Het spotje over Hans Brusselmans, een parodie op PvdA-politicus Frans Timmermans, heb ik helaas gezien. Banale Hollandse humor. Serieus, wie dat heeft bedacht moet ontslagen worden. Dat gaat ze stemmen kosten. Of misschien ook niet. Sommige mensen vonden dit wel een goed filmpje. We zullen zien op 23 mei.’
Lieke Huizinga (50), moeder van twee, groenvoorzieningsmedewerker
‘Als er weer verkiezingen zijn vul ik altijd een stemwijzer in. Niet eentje die gebaseerd is op verkiezingsbeloften, maar een die kijkt naar de behaalde resultaten. Iets beloven in je programma is namelijk heel mooi, maar ik ga liever af op behaalde rendementen.

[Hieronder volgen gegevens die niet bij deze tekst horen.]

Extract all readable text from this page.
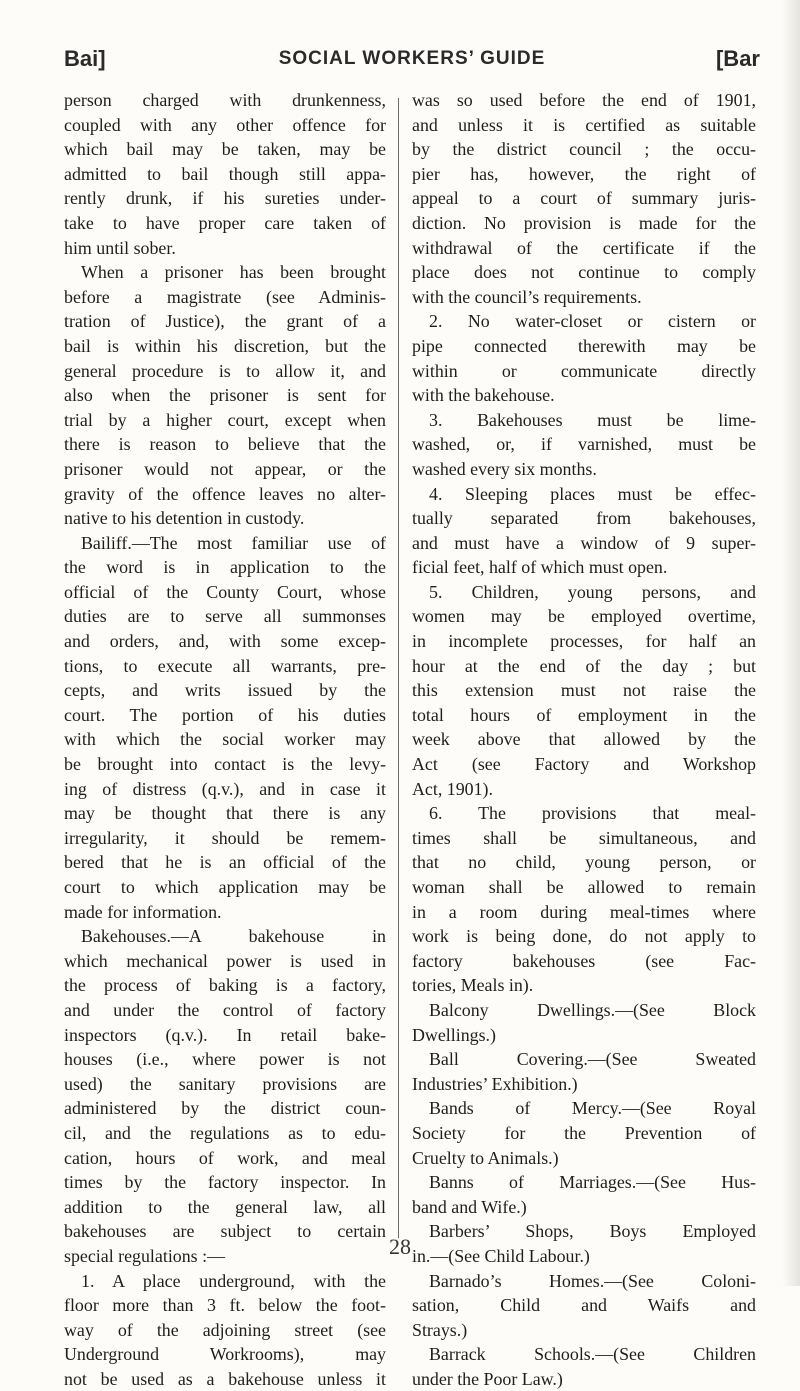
Bai]	SOCIAL WORKERS’ GUIDE	[Bar
person charged with drunkenness,
coupled with any other offence for
which bail may be taken, may be
admitted to bail though still appa-
rently drunk, if his sureties under-
take to have proper care taken of
him until sober.
When a prisoner has been brought
before a magistrate (see Adminis-
tration of Justice), the grant of a
bail is within his discretion, but the
general procedure is to allow it, and
also when the prisoner is sent for
trial by a higher court, except when
there is reason to believe that the
prisoner would not appear, or the
gravity of the offence leaves no alter-
native to his detention in custody.
Bailiff.—The most familiar use of
the word is in application to the
official of the County Court, whose
duties are to serve all summonses
and orders, and, with some excep-
tions, to execute all warrants, pre-
cepts, and writs issued by the
court. The portion of his duties
with which the social worker may
be brought into contact is the levy-
ing of distress (q.v.), and in case it
may be thought that there is any
irregularity, it should be remem-
bered that he is an official of the
court to which application may be
made for information.
Bakehouses.—A bakehouse in
which mechanical power is used in
the process of baking is a factory,
and under the control of factory
inspectors (q.v.). In retail bake-
houses (i.e., where power is not
used) the sanitary provisions are
administered by the district coun-
cil, and the regulations as to edu-
cation, hours of work, and meal
times by the factory inspector. In
addition to the general law, all
bakehouses are subject to certain
special regulations :—
1. A place underground, with the
floor more than 3 ft. below the foot-
way of the adjoining street (see
Underground Workrooms), may
not be used as a bakehouse unless it
was so used before the end of 1901,
and unless it is certified as suitable
by the district council ; the occu-
pier has, however, the right of
appeal to a court of summary juris-
diction. No provision is made for the
withdrawal of the certificate if the
place does not continue to comply
with the council’s requirements.
2. No water-closet or cistern or
pipe connected therewith may be
within or communicate directly
with the bakehouse.
3. Bakehouses must be lime-
washed, or, if varnished, must be
washed every six months.
4. Sleeping places must be effec-
tually separated from bakehouses,
and must have a window of 9 super-
ficial feet, half of which must open.
5. Children, young persons, and
women may be employed overtime,
in incomplete processes, for half an
hour at the end of the day ; but
this extension must not raise the
total hours of employment in the
week above that allowed by the
Act (see Factory and Workshop
Act, 1901).
6. The provisions that meal-
times shall be simultaneous, and
that no child, young person, or
woman shall be allowed to remain
in a room during meal-times where
work is being done, do not apply to
factory bakehouses (see Fac-
tories, Meals in).
Balcony Dwellings.—(See Block
Dwellings.)
Ball Covering.—(See Sweated
Industries’ Exhibition.)
Bands of Mercy.—(See Royal
Society for the Prevention of
Cruelty to Animals.)
Banns of Marriages.—(See Hus-
band and Wife.)
Barbers’ Shops, Boys Employed
in.—(See Child Labour.)
Barnado’s Homes.—(See Coloni-
sation, Child and Waifs and
Strays.)
Barrack Schools.—(See Children
under the Poor Law.)
28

Ik ben absoluut pro-Europa, maar vind wel dat het Europese Parlement te ver afstaat van de burger. Waarom moesten er opeens zoveel Oost-Europese landen bij de EU komen? Die beslissing heeft verregaande gevolgen gehad. Daarover hadden we een referendum moeten organiseren! Nu is het gewoon zonder ons besloten, met alle gevolgen van dien. We zitten nu opeens met allerlei vrachtwagenchauffeurs die kunnen, willen en mogen werken voor veel minder geld dan hun Nederlandse collega’s. Ik ken in mijn nabije omgeving enkele Nederlandse vrachtwagenchauffeurs die hierdoor hun werk zijn kwijtgeraakt.
Natuurlijk begrijp ik de Polen ook, die met onze WW naar hun eigen land gaan. Als je een tijdlang bent uitgeknepen in de kassen van de Nederlandse tuinbouw ben je gek als je niet profiteert van een Nederlandse uitkering. Onze WW is vier keer zo hoog als een maandsalaris daar. Maar deze praktijk zorgt wel voor verzet. Het idiote is dat onze Nederlandse vertegenwoordigers in Brussel gewoon thuisbleven toen ze het hadden kunnen tegenhouden.
Mijn grootste kritiekpunt op de EU is dat ze in Brussel te weinig naar de burger kijken te weinig zaken voorleggen aan ons. Daarom is er zoveel kritiek en daarom willen zoveel mensen uit de EU. Ze zijn in Brussel alleen maar bezig met handel – dat kan ook niet anders wanneer je bedenkt dat er in die stad tienduizenden lobbyisten rondlopen. Dan weet je wel dat het eigenlijk vooral gaat over geld. En natuurlijk kan Hongarije bij de EU blijven, ondanks het feit dat het land onder leiding van Viktor Orbán afzakt naar een dictatuur. Als Hongarije geen lid van de EU was geweest dan waren we veel kritischer op Orbán geweest denk ik. Hier merk je dat handel belangrijker is dan mensen en democratische idealen.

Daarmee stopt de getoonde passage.